宮本:札幌で、新聞記者になったんですよ。堕落ですよね(笑)。
━━堕落? どういうことですか?
宮本:若い頃に社会を変えたいと思ったりすると、ジャーナリズムとかに走っちゃうわけですよ。でも、実際にはさ、商業ジャーナリズムなんて何にも変えれないわけ。しまいには、記事を書いても、誰も読んでないんじゃないかとか思っちゃって、絶望しちゃうと。

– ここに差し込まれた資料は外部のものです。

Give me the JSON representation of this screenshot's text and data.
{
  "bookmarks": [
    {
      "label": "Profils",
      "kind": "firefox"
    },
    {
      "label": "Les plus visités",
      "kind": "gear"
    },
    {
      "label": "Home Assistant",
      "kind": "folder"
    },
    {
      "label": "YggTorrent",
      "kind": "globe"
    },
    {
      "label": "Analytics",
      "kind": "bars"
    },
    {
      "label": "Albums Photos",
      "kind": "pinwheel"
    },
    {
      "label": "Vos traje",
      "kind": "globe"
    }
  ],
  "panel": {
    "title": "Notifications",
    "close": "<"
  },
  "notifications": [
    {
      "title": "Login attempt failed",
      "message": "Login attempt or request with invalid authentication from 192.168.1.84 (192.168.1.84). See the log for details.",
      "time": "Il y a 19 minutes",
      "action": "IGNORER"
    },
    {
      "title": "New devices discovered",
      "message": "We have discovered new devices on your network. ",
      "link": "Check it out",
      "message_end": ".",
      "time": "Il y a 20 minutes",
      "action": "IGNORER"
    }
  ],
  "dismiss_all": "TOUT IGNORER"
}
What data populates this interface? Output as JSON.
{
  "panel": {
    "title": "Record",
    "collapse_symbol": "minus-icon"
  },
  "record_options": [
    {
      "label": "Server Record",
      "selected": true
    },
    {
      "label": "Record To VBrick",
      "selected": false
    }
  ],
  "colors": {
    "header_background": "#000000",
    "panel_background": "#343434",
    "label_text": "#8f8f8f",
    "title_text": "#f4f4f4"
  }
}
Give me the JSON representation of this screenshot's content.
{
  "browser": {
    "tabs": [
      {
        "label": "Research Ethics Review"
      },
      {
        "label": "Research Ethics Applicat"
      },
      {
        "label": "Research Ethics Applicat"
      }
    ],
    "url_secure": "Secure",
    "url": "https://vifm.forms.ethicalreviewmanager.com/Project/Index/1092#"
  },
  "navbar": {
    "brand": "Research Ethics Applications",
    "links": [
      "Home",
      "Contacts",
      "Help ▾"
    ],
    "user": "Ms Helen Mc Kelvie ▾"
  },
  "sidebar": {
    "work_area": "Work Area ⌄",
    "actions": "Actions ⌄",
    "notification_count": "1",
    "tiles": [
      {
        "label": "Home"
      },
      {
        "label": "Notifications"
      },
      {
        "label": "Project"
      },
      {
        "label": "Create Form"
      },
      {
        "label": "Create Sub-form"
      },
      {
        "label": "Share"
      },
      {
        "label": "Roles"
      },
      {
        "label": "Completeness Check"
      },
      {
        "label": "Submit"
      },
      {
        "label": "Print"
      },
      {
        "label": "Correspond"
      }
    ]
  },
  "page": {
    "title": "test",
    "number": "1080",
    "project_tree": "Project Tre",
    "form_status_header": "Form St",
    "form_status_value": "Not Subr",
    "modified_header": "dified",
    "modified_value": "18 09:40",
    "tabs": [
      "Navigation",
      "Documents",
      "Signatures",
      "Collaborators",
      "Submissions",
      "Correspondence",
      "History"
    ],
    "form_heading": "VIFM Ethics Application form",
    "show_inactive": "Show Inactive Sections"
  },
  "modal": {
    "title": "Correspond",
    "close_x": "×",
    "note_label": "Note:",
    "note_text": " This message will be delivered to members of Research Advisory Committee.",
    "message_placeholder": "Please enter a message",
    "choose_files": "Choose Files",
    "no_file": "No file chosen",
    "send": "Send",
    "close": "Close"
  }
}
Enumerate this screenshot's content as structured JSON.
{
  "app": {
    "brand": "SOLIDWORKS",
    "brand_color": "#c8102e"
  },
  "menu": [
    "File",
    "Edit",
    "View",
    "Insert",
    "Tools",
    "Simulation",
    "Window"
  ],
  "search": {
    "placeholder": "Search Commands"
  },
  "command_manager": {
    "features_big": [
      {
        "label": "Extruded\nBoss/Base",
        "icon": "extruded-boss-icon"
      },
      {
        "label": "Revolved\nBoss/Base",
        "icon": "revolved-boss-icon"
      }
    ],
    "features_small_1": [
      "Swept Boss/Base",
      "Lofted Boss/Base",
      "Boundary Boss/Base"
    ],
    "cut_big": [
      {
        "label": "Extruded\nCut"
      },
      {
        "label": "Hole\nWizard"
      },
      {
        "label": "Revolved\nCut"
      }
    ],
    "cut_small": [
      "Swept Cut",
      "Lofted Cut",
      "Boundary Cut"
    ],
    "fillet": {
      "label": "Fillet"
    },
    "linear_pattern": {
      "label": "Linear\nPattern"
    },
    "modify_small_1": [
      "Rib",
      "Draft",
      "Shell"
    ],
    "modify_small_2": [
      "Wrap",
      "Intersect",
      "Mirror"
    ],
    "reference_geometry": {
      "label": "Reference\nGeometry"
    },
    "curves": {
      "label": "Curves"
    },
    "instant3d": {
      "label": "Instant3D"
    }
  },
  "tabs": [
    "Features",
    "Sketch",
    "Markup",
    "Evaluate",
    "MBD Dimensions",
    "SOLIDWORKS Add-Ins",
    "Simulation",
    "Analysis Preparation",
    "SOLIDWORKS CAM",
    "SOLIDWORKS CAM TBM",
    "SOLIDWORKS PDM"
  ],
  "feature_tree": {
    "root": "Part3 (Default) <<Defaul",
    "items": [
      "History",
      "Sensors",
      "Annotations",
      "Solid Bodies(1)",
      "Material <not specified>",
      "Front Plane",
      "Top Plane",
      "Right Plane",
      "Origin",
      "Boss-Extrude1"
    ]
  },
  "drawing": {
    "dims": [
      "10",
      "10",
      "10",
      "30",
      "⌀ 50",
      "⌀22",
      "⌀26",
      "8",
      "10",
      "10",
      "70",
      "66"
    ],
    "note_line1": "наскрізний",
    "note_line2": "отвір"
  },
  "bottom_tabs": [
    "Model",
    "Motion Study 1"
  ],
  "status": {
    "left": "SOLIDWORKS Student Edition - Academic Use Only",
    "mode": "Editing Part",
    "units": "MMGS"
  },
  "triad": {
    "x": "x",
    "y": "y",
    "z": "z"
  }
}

そういうのがあって、商業ジャーナリズムではなく、対面的に情報を出すような仕事をしたいっていう気持ちになったんですよね。エココミュニケーションとかを発信していきたいと。それを誰に伝えたいのかって考えたときに、ターゲットはやっぱり自分の親父なんですよね。地域を変えようとしたら、まず地域の人が変わらないといけないので。
結局は、うちの親父みたいな連中が、公共事業を引っ張ってきたり、大企業引っ張ってきたわけで、それがダメだったわけじゃないですか。だから、そういう人たちの考えを変えない限りは、地域も変わらないなと。そういう人たちに語り掛けるような仕事をしようと。
━━なるほど。自分がやるべきことは北海道にあると思い、自分が目の当たりにしてきたマイナスの変化を見直すところから地域を変えていこうと思ったわけですね。それで具体的には、どのような活動を始められたんですか?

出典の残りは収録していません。